Nfld. & Labrador

From bands to books: meet MUN's heavy metal prof

Memorial University's latest Canada research chair is bringing some heavy metal thunder — and research — to campus.

MUN one of few places 'where folklore and ethnomusicology work together so closely'

Harris Berger is Memorial University's Canada research chair in ethnomusicology and director of the university's Research Centre for Music, Media and Place. (Heather Barrett/CBC)

Memorial University's latest Canada research chair is bringing some heavy metal thunder — and research — to campus.

Harris Berger is MUN's research chair in ethnomusicology and the director of the Research Centre for Music, Media and Place, but he didn't start out aiming for academia.

"When I was in high school and college, I wanted to be a rock musician.

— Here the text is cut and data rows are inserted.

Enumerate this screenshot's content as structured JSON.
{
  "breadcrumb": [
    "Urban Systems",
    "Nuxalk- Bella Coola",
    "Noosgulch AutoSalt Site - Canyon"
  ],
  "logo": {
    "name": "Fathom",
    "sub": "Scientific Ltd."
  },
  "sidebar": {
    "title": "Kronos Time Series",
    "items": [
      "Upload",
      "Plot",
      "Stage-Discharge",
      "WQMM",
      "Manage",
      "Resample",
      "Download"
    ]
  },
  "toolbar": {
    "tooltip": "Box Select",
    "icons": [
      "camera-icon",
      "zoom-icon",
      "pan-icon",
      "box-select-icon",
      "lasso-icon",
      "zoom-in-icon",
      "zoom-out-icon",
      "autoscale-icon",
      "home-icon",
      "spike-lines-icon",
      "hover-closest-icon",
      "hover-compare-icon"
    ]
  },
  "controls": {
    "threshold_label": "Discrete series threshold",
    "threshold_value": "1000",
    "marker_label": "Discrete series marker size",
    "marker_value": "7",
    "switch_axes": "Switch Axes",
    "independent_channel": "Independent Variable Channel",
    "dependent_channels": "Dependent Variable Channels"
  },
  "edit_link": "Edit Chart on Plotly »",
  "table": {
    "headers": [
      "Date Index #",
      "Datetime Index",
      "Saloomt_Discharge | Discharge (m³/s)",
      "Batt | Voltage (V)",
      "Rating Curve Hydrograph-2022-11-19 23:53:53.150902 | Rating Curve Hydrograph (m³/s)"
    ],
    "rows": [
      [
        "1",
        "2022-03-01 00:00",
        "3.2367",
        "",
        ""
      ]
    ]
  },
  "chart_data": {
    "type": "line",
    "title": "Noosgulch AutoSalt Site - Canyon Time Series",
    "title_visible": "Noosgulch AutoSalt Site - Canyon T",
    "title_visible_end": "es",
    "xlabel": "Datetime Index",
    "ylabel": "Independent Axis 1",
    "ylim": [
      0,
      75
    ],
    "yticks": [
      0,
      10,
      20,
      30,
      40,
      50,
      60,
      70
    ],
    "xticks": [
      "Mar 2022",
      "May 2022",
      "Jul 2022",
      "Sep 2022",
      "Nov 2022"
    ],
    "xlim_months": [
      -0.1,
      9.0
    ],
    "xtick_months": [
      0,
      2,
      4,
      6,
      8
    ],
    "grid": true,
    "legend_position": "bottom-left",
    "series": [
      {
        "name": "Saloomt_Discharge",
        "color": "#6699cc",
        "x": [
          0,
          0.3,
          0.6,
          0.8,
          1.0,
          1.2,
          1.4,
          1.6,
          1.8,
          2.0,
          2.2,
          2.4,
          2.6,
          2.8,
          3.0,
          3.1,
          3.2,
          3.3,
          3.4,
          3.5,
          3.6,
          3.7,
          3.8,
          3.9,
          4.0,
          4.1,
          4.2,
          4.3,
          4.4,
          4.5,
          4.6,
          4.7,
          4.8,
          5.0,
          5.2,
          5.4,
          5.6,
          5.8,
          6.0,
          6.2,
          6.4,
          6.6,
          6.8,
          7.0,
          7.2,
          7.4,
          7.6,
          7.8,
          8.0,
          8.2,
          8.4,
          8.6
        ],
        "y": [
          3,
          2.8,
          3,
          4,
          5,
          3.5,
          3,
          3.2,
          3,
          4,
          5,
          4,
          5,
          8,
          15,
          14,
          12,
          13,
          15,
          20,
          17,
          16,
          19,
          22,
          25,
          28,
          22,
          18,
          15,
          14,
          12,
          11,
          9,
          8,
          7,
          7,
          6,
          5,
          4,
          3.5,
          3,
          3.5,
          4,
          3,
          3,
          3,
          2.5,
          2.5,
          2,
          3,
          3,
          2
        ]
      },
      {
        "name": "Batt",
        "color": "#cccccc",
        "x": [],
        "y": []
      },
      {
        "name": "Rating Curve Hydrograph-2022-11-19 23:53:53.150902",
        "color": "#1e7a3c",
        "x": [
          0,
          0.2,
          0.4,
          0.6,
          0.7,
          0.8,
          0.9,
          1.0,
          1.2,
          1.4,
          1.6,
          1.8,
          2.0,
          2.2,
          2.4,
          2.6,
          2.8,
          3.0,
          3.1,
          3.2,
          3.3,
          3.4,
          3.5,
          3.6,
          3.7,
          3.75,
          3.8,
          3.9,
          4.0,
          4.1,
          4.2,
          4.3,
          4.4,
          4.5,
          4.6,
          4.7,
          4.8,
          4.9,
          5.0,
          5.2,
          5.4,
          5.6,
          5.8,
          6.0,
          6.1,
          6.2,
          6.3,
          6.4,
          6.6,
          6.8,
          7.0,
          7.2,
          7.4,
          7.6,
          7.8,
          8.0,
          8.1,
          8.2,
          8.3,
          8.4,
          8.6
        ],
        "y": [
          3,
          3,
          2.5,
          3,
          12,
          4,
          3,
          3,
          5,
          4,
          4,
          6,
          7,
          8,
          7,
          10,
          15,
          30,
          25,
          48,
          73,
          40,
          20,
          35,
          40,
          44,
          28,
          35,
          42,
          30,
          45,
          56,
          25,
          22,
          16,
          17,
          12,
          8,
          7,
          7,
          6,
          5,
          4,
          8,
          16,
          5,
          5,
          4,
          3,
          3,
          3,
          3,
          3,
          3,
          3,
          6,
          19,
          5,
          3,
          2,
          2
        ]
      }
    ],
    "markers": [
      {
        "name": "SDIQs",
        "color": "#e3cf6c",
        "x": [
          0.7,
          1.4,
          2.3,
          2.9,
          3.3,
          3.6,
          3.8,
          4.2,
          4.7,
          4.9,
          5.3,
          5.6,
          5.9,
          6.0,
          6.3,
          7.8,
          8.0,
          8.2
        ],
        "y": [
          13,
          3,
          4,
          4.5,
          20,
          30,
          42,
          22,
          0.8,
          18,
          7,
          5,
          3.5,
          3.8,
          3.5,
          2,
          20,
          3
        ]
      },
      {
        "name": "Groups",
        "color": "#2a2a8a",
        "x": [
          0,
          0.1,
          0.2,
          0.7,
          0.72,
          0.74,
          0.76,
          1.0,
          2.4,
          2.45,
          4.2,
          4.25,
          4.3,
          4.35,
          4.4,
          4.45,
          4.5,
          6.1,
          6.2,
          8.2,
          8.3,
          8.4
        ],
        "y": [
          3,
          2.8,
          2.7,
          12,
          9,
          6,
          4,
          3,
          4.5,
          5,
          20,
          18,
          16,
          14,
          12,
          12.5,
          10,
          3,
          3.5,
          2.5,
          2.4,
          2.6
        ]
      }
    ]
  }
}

I played in bands, I wrote songs, the whole nine yards," he said.

"I also knew I wanted to study the liberal arts, I liked books and reading and thinking, and it was hard in the 1980s to find a place where you could study rock music from an academic perspective."

'It really was very controversial'

Berger said he later discovered the field of ethnomusicology, a discipline in which most researchers carried out ethnographic field work, interviewing and spending time with people in their own environments.

"I loved that work. I read all kinds of ethnographies that were exciting about music around the world and I wanted to bring that to a North American popular music context," he said.

"There's no controversy over studying popular music today, but back in the early '90s, it really was very controversial."

Berger has studied commercial hard rock and jazz, but said most of his attention has been on heavy metal because of the willing fans of the music.

"The people who wanted to talk the most, the people who were the most excited and articulate and would give me endless hours of time were the metalheads," he said.

"They loved their music, they wanted to think about the music, they loved talking about the music, and they were open for anything." 

Heavy metal everywhere

From talking with fans of the music, Berger said he found that in the 1990s, metal was most popular in the U.S., Canada and the U.K. in areas that had seen industrial economies fall into decline.

"I wanted to figure out what role this music played in people's lives … if you're looking at a large population, when you see the economic foundation of your city and town and region just stripped away, that's going to have a big impact," he said.

"Metal is very frequently the music of this kind of disenfranchised working class." 

I wanted to figure out what role this music played in people's lives.- Harris Berger

However, Berger said metal has a broader audience than ever in 2016.

"In 2016, you can find heavy metal everywhere around the world … it's just everywhere, it's a planetary music."

'Such a musical city'

Despite the worldwide reach of metal, Berger said he was drawn to Memorial by the talented faculty and the opportunity to work with both music and folklore.

"Memorial is one of the very few places in North America where folklore and ethnomusicology work together so closely, and that was a huge, huge part of the attraction," he said.

Berger will also be working with $1.4 million in grant money going toward the research centre for the study of music, media and place. He said there are lots of projects on the go at the research centre and invites people from the community to attend the centre's events.

The capital city's musical community was also part of the appeal of coming to Memorial, he said.

"One of the things I love about St. John's is that there's so much attention to music. This is such a musical city."